In 2012-2013, 341 competed at 9 official events and numerous other offseason competitions. We never had any issues with streaming video. There were a handful of matches where things didn't work, but they all traced back to user error or an early match start (before our SmartDashboard had connected).

I believe that when people have trouble with this setup, it can usually be traced back to choosing camera settings poorly. Crank the exposure time down along with brightness, raise contrast, and you will find that images are almost entirely black except for your vision target (if necessary, provide more photons from additional LED rings to improve your signal to noise ratio). A mostly-black image with only your target illuminated is advantageous for a bunch of reasons:

1) JPEG compression can be REALLY effective, and each image will be ~20-40KB, even at 640x480. Large patches of uniform color are what JPEG loves best.
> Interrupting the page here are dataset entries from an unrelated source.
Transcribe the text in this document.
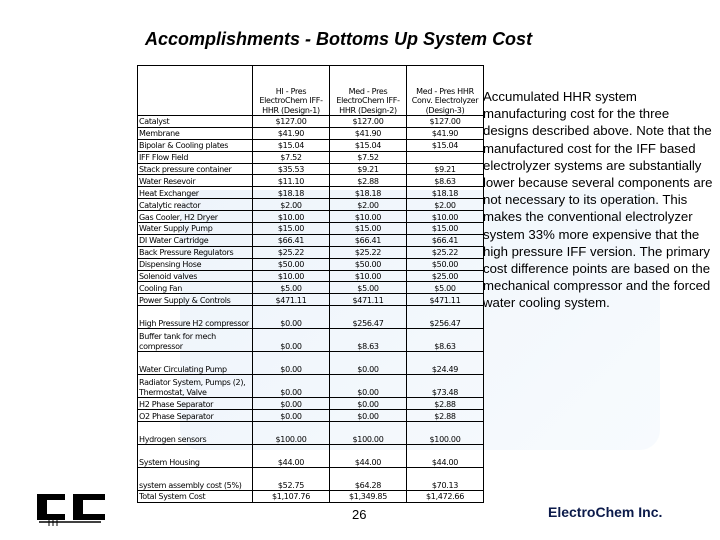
Accomplishments - Bottoms Up System Cost
	HI - Pres ElectroChem IFF-HHR (Design-1)	Med - Pres ElectroChem IFF-HHR (Design-2)	Med - Pres HHR Conv. Electrolyzer (Design-3)
Catalyst	$127.00	$127.00	$127.00
Membrane	$41.90	$41.90	$41.90
Bipolar & Cooling plates	$15.04	$15.04	$15.04
IFF Flow Field	$7.52	$7.52	
Stack pressure container	$35.53	$9.21	$9.21
Water Resevoir	$11.10	$2.88	$8.63
Heat Exchanger	$18.18	$18.18	$18.18
Catalytic reactor	$2.00	$2.00	$2.00
Gas Cooler, H2 Dryer	$10.00	$10.00	$10.00
Water Supply Pump	$15.00	$15.00	$15.00
DI Water Cartridge	$66.41	$66.41	$66.41
Back Pressure Regulators	$25.22	$25.22	$25.22
Dispensing Hose	$50.00	$50.00	$50.00
Solenoid valves	$10.00	$10.00	$25.00
Cooling Fan	$5.00	$5.00	$5.00
Power Supply & Controls	$471.11	$471.11	$471.11
High Pressure H2 compressor	$0.00	$256.47	$256.47
Buffer tank for mech compressor	$0.00	$8.63	$8.63
Water Circulating Pump	$0.00	$0.00	$24.49
Radiator System, Pumps (2), Thermostat, Valve	$0.00	$0.00	$73.48
H2 Phase Separator	$0.00	$0.00	$2.88
O2 Phase Separator	$0.00	$0.00	$2.88
Hydrogen sensors	$100.00	$100.00	$100.00
System Housing	$44.00	$44.00	$44.00
system assembly cost (5%)	$52.75	$64.28	$70.13
Total System Cost	$1,107.76	$1,349.85	$1,472.66
Accumulated HHR system manufacturing cost for the three designs described above. Note that the manufactured cost for the IFF based electrolyzer systems are substantially lower because several components are not necessary to its operation. This makes the conventional electrolyzer system 33% more expensive that the high pressure IFF version. The primary cost difference points are based on the mechanical compressor and the forced water cooling system.
26	ElectroChem Inc.
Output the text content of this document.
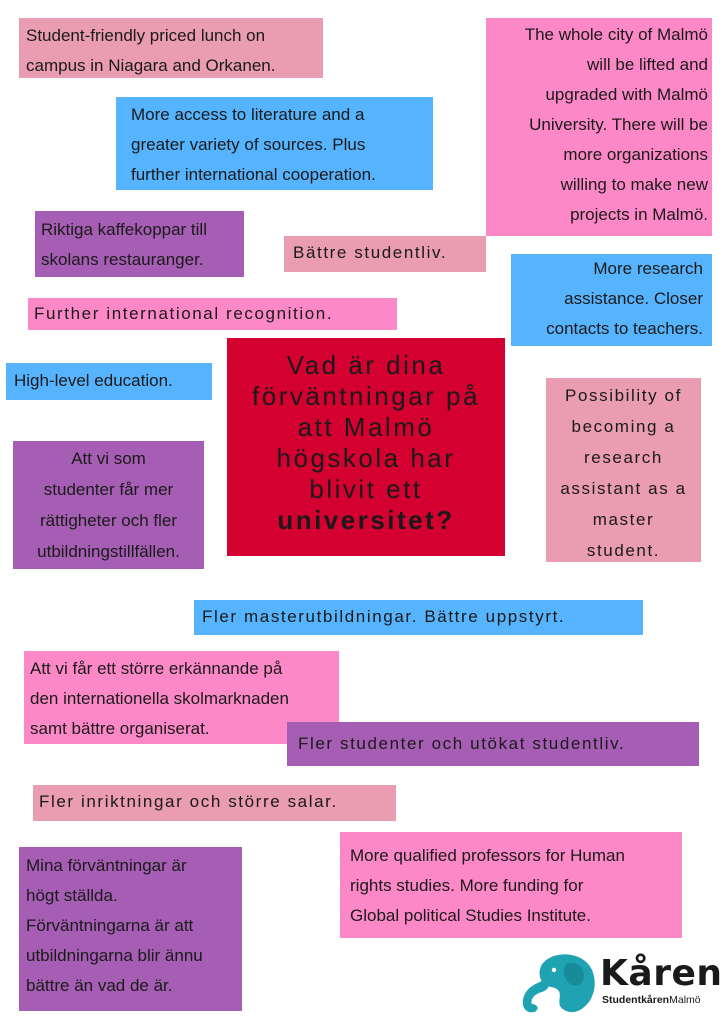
Student-friendly priced lunch on
campus in Niagara and Orkanen.
The whole city of Malmö
will be lifted and
upgraded with Malmö
University. There will be
more organizations
willing to make new
projects in Malmö.
More access to literature and a
greater variety of sources. Plus
further international cooperation.
Riktiga kaffekoppar till
skolans restauranger.	Bättre studentliv.
More research
assistance. Closer
contacts to teachers.
Further international recognition.
High-level education.
Vad är dina
förväntningar på
att Malmö
högskola har
blivit ett
universitet?
Possibility of
becoming a
research
assistant as a
master
student.
Att vi som
studenter får mer
rättigheter och fler
utbildningstillfällen.
Fler masterutbildningar. Bättre uppstyrt.
Att vi får ett större erkännande på
den internationella skolmarknaden
samt bättre organiserat.
Fler studenter och utökat studentliv.
Fler inriktningar och större salar.
More qualified professors for Human
rights studies. More funding for
Global political Studies Institute.
Mina förväntningar är
högt ställda.
Förväntningarna är att
utbildningarna blir ännu
bättre än vad de är.	Kåren
StudentkårenMalmö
2) Your detection algorithm has far fewer false alarms since most of the background is simply black.

3) You can get away with conservative HSL/HSV/RGB thresholds, so you are more robust to changes in field lighting conditions. We won 6 of those 9 on-season competitions (and more than half of the offseasons) using 100% camera driven auto-aim, and never once touched our vision system parameters other than extrinsic calibration (ex. if the camera got bumped or our shooter was repaired).

In my experience, I find that the vast majority of teams don't provide enough photons and/or don't crank down their exposure time aggressively enough. Also, I strongly suspect (but do not know for sure) that the Bayer pattern on the Axis camera effectively makes it twice as sensitive to green light, so you might find that green LEDs work much better than other colors. We used green LEDs both years.

It is also possible that if your vision processing code falls behind, your laptop will get sluggish and bad things will happen. Tune your code (+ camera settings, including resolution) until you can guarantee that you will process faster than you are acquiring.

Last edited by Jared Russell : 15-10-2014 at 23:39.